My thanks to the reader who sent me this Rolling Stone special report titled "Inside Snapchat’s teen opioid crisis.” And my thanks to a young person who lost a friend to fentanyl, for their suggestions on how to prevent deaths.
"Between 2019 and 2021, the number of teen deaths from fentanyl tripled — and the driver of that plague, per the cops and feds I talked to, was fake pills sold online,” says Rolling Stone. "Phony opioids that looked like Oxycontins but were cut with fentanyl, not oxycodone; bogus Xanax but with fentanyl, not alprazolam, on board. Name any pharmaceutical with a foothold on campus — Adderall, Valium, Suboxone, what-have-you — and it was instantly available via social media and delivered to your door like Papa John’s.
"The folks compounding those pills weren’t pharm-school grads. They were cartel adjuncts or lost-soul dropouts with a storage unit and a pill press. And whether their fentanyl came from Mexico or directly from China, they were everywhere and nowhere at once: invisible on the street but ubiquitous online; and many were hawking poison disguised as pharma drugs over Snapchat.

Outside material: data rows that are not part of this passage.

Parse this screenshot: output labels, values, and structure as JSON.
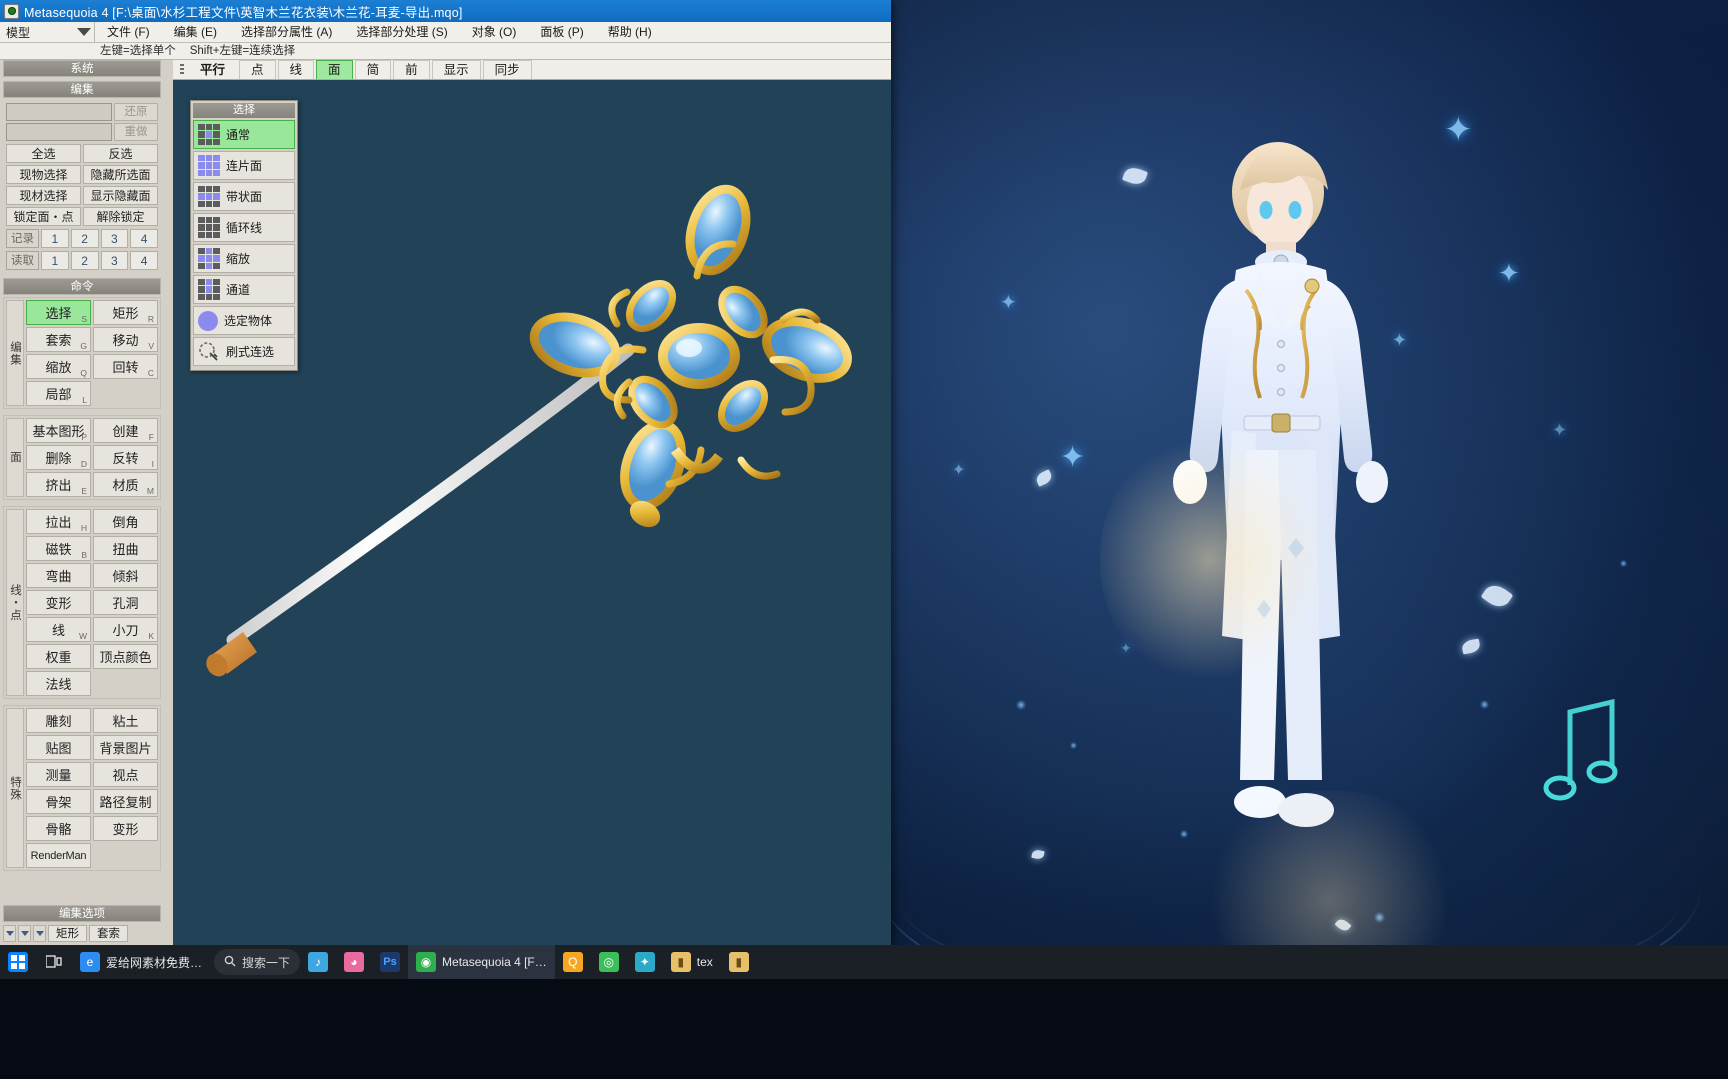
{
  "window": {
    "title": "Metasequoia 4 [F:\\桌面\\水杉工程文件\\英智木兰花衣装\\木兰花-耳麦-导出.mqo]",
    "mode_selector": "模型",
    "hint_left": "左键=选择单个",
    "hint_right": "Shift+左键=连续选择"
  },
  "menubar": [
    {
      "label": "文件 (F)"
    },
    {
      "label": "编集 (E)"
    },
    {
      "label": "选择部分属性 (A)"
    },
    {
      "label": "选择部分处理 (S)"
    },
    {
      "label": "对象 (O)"
    },
    {
      "label": "面板 (P)"
    },
    {
      "label": "帮助 (H)"
    }
  ],
  "view_tabs": [
    {
      "label": "平行",
      "state": "bold"
    },
    {
      "label": "点",
      "state": "normal"
    },
    {
      "label": "线",
      "state": "normal"
    },
    {
      "label": "面",
      "state": "selected"
    },
    {
      "label": "简",
      "state": "normal"
    },
    {
      "label": "前",
      "state": "normal"
    },
    {
      "label": "显示",
      "state": "normal"
    },
    {
      "label": "同步",
      "state": "normal"
    }
  ],
  "panels": {
    "system": {
      "header": "系统"
    },
    "edit": {
      "header": "编集",
      "undo_label": "还原",
      "redo_label": "重做",
      "buttons": [
        "全选",
        "反选",
        "现物选择",
        "隐藏所选面",
        "现材选择",
        "显示隐藏面",
        "锁定面・点",
        "解除锁定"
      ],
      "record_label": "记录",
      "load_label": "读取",
      "slots": [
        "1",
        "2",
        "3",
        "4"
      ]
    },
    "command": {
      "header": "命令",
      "groups": [
        {
          "side_label": "编集",
          "buttons": [
            {
              "label": "选择",
              "hotkey": "S",
              "active": true
            },
            {
              "label": "矩形",
              "hotkey": "R",
              "active": false
            },
            {
              "label": "套索",
              "hotkey": "G",
              "active": false
            },
            {
              "label": "移动",
              "hotkey": "V",
              "active": false
            },
            {
              "label": "缩放",
              "hotkey": "Q",
              "active": false
            },
            {
              "label": "回转",
              "hotkey": "C",
              "active": false
            },
            {
              "label": "局部",
              "hotkey": "L",
              "active": false
            },
            {
              "label": "",
              "hotkey": "",
              "active": false
            }
          ]
        },
        {
          "side_label": "面",
          "buttons": [
            {
              "label": "基本图形",
              "hotkey": "P",
              "active": false
            },
            {
              "label": "创建",
              "hotkey": "F",
              "active": false
            },
            {
              "label": "删除",
              "hotkey": "D",
              "active": false
            },
            {
              "label": "反转",
              "hotkey": "I",
              "active": false
            },
            {
              "label": "挤出",
              "hotkey": "E",
              "active": false
            },
            {
              "label": "材质",
              "hotkey": "M",
              "active": false
            }
          ]
        },
        {
          "side_label": "线・点",
          "buttons": [
            {
              "label": "拉出",
              "hotkey": "H",
              "active": false
            },
            {
              "label": "倒角",
              "hotkey": "",
              "active": false
            },
            {
              "label": "磁铁",
              "hotkey": "B",
              "active": false
            },
            {
              "label": "扭曲",
              "hotkey": "",
              "active": false
            },
            {
              "label": "弯曲",
              "hotkey": "",
              "active": false
            },
            {
              "label": "倾斜",
              "hotkey": "",
              "active": false
            },
            {
              "label": "变形",
              "hotkey": "",
              "active": false
            },
            {
              "label": "孔洞",
              "hotkey": "",
              "active": false
            },
            {
              "label": "线",
              "hotkey": "W",
              "active": false
            },
            {
              "label": "小刀",
              "hotkey": "K",
              "active": false
            },
            {
              "label": "权重",
              "hotkey": "",
              "active": false
            },
            {
              "label": "顶点颜色",
              "hotkey": "",
              "active": false
            },
            {
              "label": "法线",
              "hotkey": "",
              "active": false
            },
            {
              "label": "",
              "hotkey": "",
              "active": false
            }
          ]
        },
        {
          "side_label": "特殊",
          "buttons": [
            {
              "label": "雕刻",
              "hotkey": "",
              "active": false
            },
            {
              "label": "粘土",
              "hotkey": "",
              "active": false
            },
            {
              "label": "贴图",
              "hotkey": "",
              "active": false
            },
            {
              "label": "背景图片",
              "hotkey": "",
              "active": false
            },
            {
              "label": "测量",
              "hotkey": "",
              "active": false
            },
            {
              "label": "视点",
              "hotkey": "",
              "active": false
            },
            {
              "label": "骨架",
              "hotkey": "",
              "active": false
            },
            {
              "label": "路径复制",
              "hotkey": "",
              "active": false
            },
            {
              "label": "骨骼",
              "hotkey": "",
              "active": false
            },
            {
              "label": "变形",
              "hotkey": "",
              "active": false
            },
            {
              "label": "RenderMan",
              "hotkey": "",
              "active": false
            },
            {
              "label": "",
              "hotkey": "",
              "active": false
            }
          ]
        }
      ]
    },
    "edit_options": {
      "header": "编集选项",
      "buttons": [
        "矩形",
        "套索"
      ]
    }
  },
  "select_palette": {
    "header": "选择",
    "items": [
      {
        "label": "通常",
        "icon": "grid-center-icon",
        "active": true
      },
      {
        "label": "连片面",
        "icon": "grid-full-icon",
        "active": false
      },
      {
        "label": "带状面",
        "icon": "grid-band-icon",
        "active": false
      },
      {
        "label": "循环线",
        "icon": "grid-loop-icon",
        "active": false
      },
      {
        "label": "缩放",
        "icon": "grid-scale-icon",
        "active": false
      },
      {
        "label": "通道",
        "icon": "grid-path-icon",
        "active": false
      },
      {
        "label": "选定物体",
        "icon": "sphere-select-icon",
        "active": false
      },
      {
        "label": "刷式连选",
        "icon": "brush-select-icon",
        "active": false
      }
    ]
  },
  "taskbar": {
    "start_label": "",
    "search_placeholder": "搜索一下",
    "items": [
      {
        "label": "",
        "icon": "start-icon",
        "color": "#0a84ff",
        "active": false
      },
      {
        "label": "",
        "icon": "task-view-icon",
        "color": "#d8d8d8",
        "active": false
      },
      {
        "label": "爱给网素材免费…",
        "icon": "edge-icon",
        "color": "#2d8cf0",
        "active": false
      },
      {
        "label": "搜索一下",
        "icon": "search-pill-icon",
        "color": "#2a2f38",
        "active": false
      },
      {
        "label": "",
        "icon": "music-icon",
        "color": "#3ea7e0",
        "active": false
      },
      {
        "label": "",
        "icon": "palette-icon",
        "color": "#e86aa0",
        "active": false
      },
      {
        "label": "Ps",
        "icon": "photoshop-icon",
        "color": "#2d6fb8",
        "active": false
      },
      {
        "label": "Metasequoia 4 [F…",
        "icon": "mqo-icon",
        "color": "#2fae4e",
        "active": true
      },
      {
        "label": "",
        "icon": "qq-icon",
        "color": "#f5a623",
        "active": false
      },
      {
        "label": "",
        "icon": "browser-icon",
        "color": "#3bbf5a",
        "active": false
      },
      {
        "label": "",
        "icon": "blender-icon",
        "color": "#2aa9c9",
        "active": false
      },
      {
        "label": "tex",
        "icon": "folder-icon",
        "color": "#e8c06a",
        "active": false
      },
      {
        "label": "",
        "icon": "folder2-icon",
        "color": "#e8c06a",
        "active": false
      }
    ]
  },
  "colors": {
    "accent": "#1b7fd4",
    "selection_green": "#98e79a",
    "viewport_bg": "#214257",
    "panel_bg": "#d4d0c8"
  }
}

Snapchat was effectively a safe space for dealers, says Rolling Stone: "All forensics vanished within 24 hours, wiped clean by the delete function of the app. That wasn’t a bug but a feature of Snap, the code choice that sent its fortunes soaring and marked it out from its social media rivals. On TikTok and Instagram, your DMs and photos largely lived till you deleted them, one by one. On Snap, it was the reverse: Everything turned to smoke unless you manually saved it to your account."
"To be fair, other platforms hosted millions of kids, too, and were beset by dealers and their pills,” says Rolling Stone. "And consider the sheer scale of Snap’s safety challenge: Each day, 5 billion posts are exchanged by its users, or more than 2 million a minute. But crimes done on TikTok left durable tracks for law enforcement to follow. On Snap, the trail was faint and short-lived. According to multiple law-enforcement sources, between 2019 and late 2022 — the years of inquiry in this story — that vanishing ink was a stone wall for cops, and a boon to Snap’s criminal users. Dealers plastered menus of their pills and prices on their public-facing Stories page. They posted up in places where kids hung out and pinned menus to their Snap Map tabs. Up popped the profiles of Snap users nearby — and an easy way to tell kids from cops.”

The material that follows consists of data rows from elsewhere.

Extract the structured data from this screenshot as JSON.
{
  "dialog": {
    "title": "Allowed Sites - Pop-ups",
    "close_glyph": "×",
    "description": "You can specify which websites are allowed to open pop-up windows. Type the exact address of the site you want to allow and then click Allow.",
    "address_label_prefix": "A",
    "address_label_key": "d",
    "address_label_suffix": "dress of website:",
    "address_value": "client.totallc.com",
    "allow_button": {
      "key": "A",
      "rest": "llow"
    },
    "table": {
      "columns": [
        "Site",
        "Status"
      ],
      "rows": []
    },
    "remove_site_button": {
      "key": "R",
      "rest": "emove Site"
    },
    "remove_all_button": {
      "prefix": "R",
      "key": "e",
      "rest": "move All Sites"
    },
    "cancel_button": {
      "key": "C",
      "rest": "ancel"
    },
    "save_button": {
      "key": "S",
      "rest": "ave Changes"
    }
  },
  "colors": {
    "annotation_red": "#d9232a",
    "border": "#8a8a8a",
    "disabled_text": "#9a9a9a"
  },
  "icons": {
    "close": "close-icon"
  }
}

The Social Media Victims Law Center is suing Snapchat on behalf of fentanyl victims’ families.
Parents who have lost teens to fentanyl-laced drugs are among those lobbying for The Kids Online Safety Act, a bill that would require social media, gaming and messaging apps to limit features that could heighten depression or bullying or lead to sexual exploitation, says The New York Times.
"The bill, which has the greatest momentum of any broad tech industry legislation in years, would also require the tech services to turn on the highest privacy and safety settings by default for users under 17 and let youths opt out of some features that can lead to compulsive use,” the Times says.
The take of the young person I talked to: "While it's true that Snapchat’s default setting is for messages to disappear, Instagram has an easily toggled 'vanish mode' that achieves the same with text and photos. Other common platforms offer similar modes as well.”
They told me: "Accepting that ‘just say no' as a premise might not always be effective, I’d suggest getting Narcan for your kid and encouraging them and their friends to have it on them. Even if they’re not in danger of fentanyl exposure themselves, remind them that even routine drug users can die from first use of fentanyl if they don’t know it’s cut into the drug they’re taking. Narcan can save the life of their friend or a stranger if they see them responding negatively to a drug. Also, if you administer it without need (i.e. you think they’ve taken fentanyl but they haven’t), Narcan won’t harm them, so you’re not in danger of 'making it worse' to try it just in case."